The mystery of who bought the Las Vegas Review-Journal seems to have been solved. The evidence turned up by the Sin City paper itself, Fortune and others is pointing to Sheldon Adelson, who controls casino operator Las Vegas Sands. But why he snapped up Nevada’s top paper remains unclear. Acquiring the South China Morning Post might have made more business sense.

Adelson tried to keep his $140 million purchase secret by using a Delaware-based shell company. When asked whether he was the buyer, the casino mogul said he had “no personal interest” in the newspaper. For now at least, the Review-Journal employs investigative journalists, so it’s no surprise that Adelson was outed.

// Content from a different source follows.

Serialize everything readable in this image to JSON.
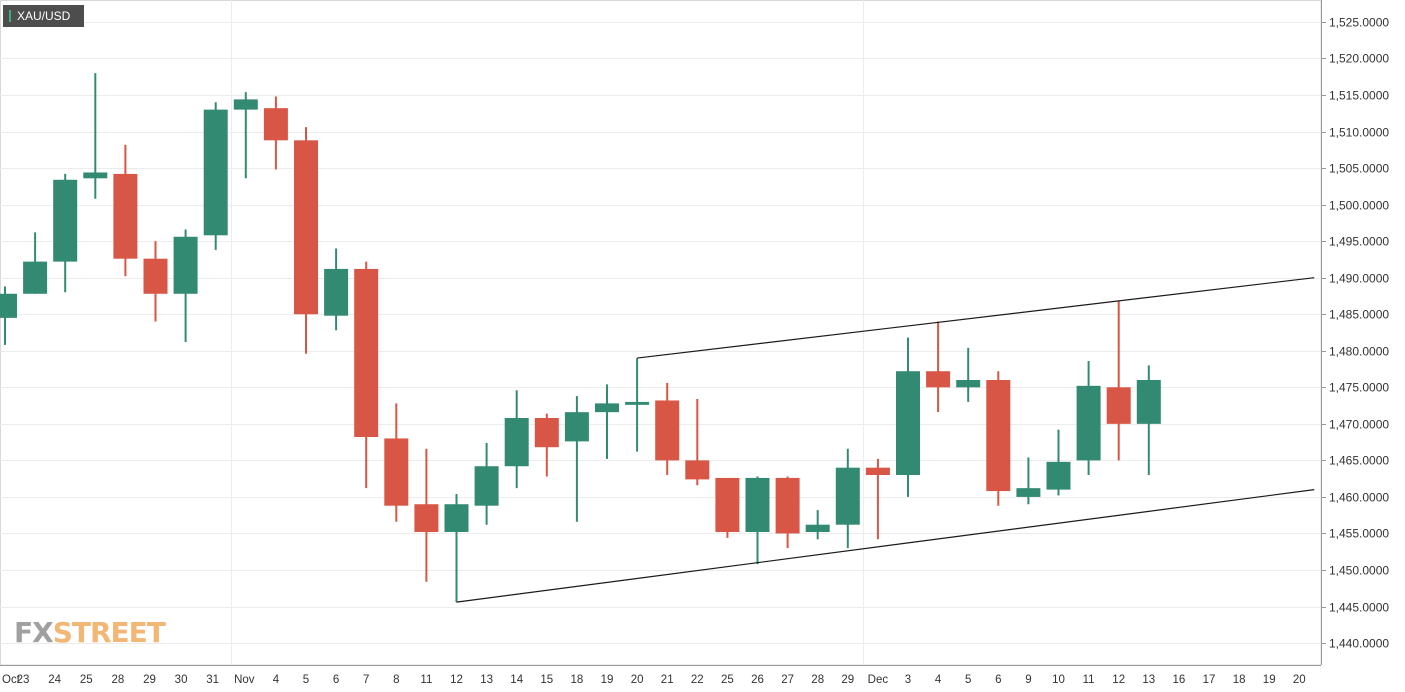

But why own a publication with a declining circulation of around 170,000? Adelson, who got his start selling newspapers on a Boston street corner, is already a big deal in the Silver State, and worth some $24 billion according to Forbes. He’s a huge Republican donor and Nevada is an important swing state. Yet the Review-Journal is already on Adelson’s side, having endorsed GOP candidate Mitt Romney in the 2012 presidential election.

More to the point, Vegas represents just a sliver of Adelson’s gambling empire. The $35 billion Las Vegas Sands reported adjusted EBITDA of $208 million from its Sin City properties in the first nine months of 2015. Sands casinos in the former Portuguese colony of Macau, now administered by China, generated $1.6 billion of EBITDA – eight times as much, even after a 36 percent drop from the same period in 2014. The U.S. company’s 70 percent stake in the Hong Kong–listed parent of the Macau casinos accounts for more than half of its market capitalization.

And the Macau operations need the most help. The junkets of Chinese businessmen and communist party officials that kept casinos humming have ground to a near halt thanks largely to President Xi Jinping’s corruption crackdown. Casino gaming revenue in Macau is running 35 percent lower this year than last, and the territory’s GDP has shrunk by a quarter.

Macau’s secretary for economy recently met with casino operators to gauge their views on the crisis. Ideas like smoking bans and diktats to create more family-friendly entertainment were on the table. For Adelson, the bully pulpit of a prominent newspaper in Hong Kong, close to the gaming pits of Macau, might do more for business than one in Vegas. But Alibaba, the e-commerce group founded by Jack Ma, just snapped up the SCMP.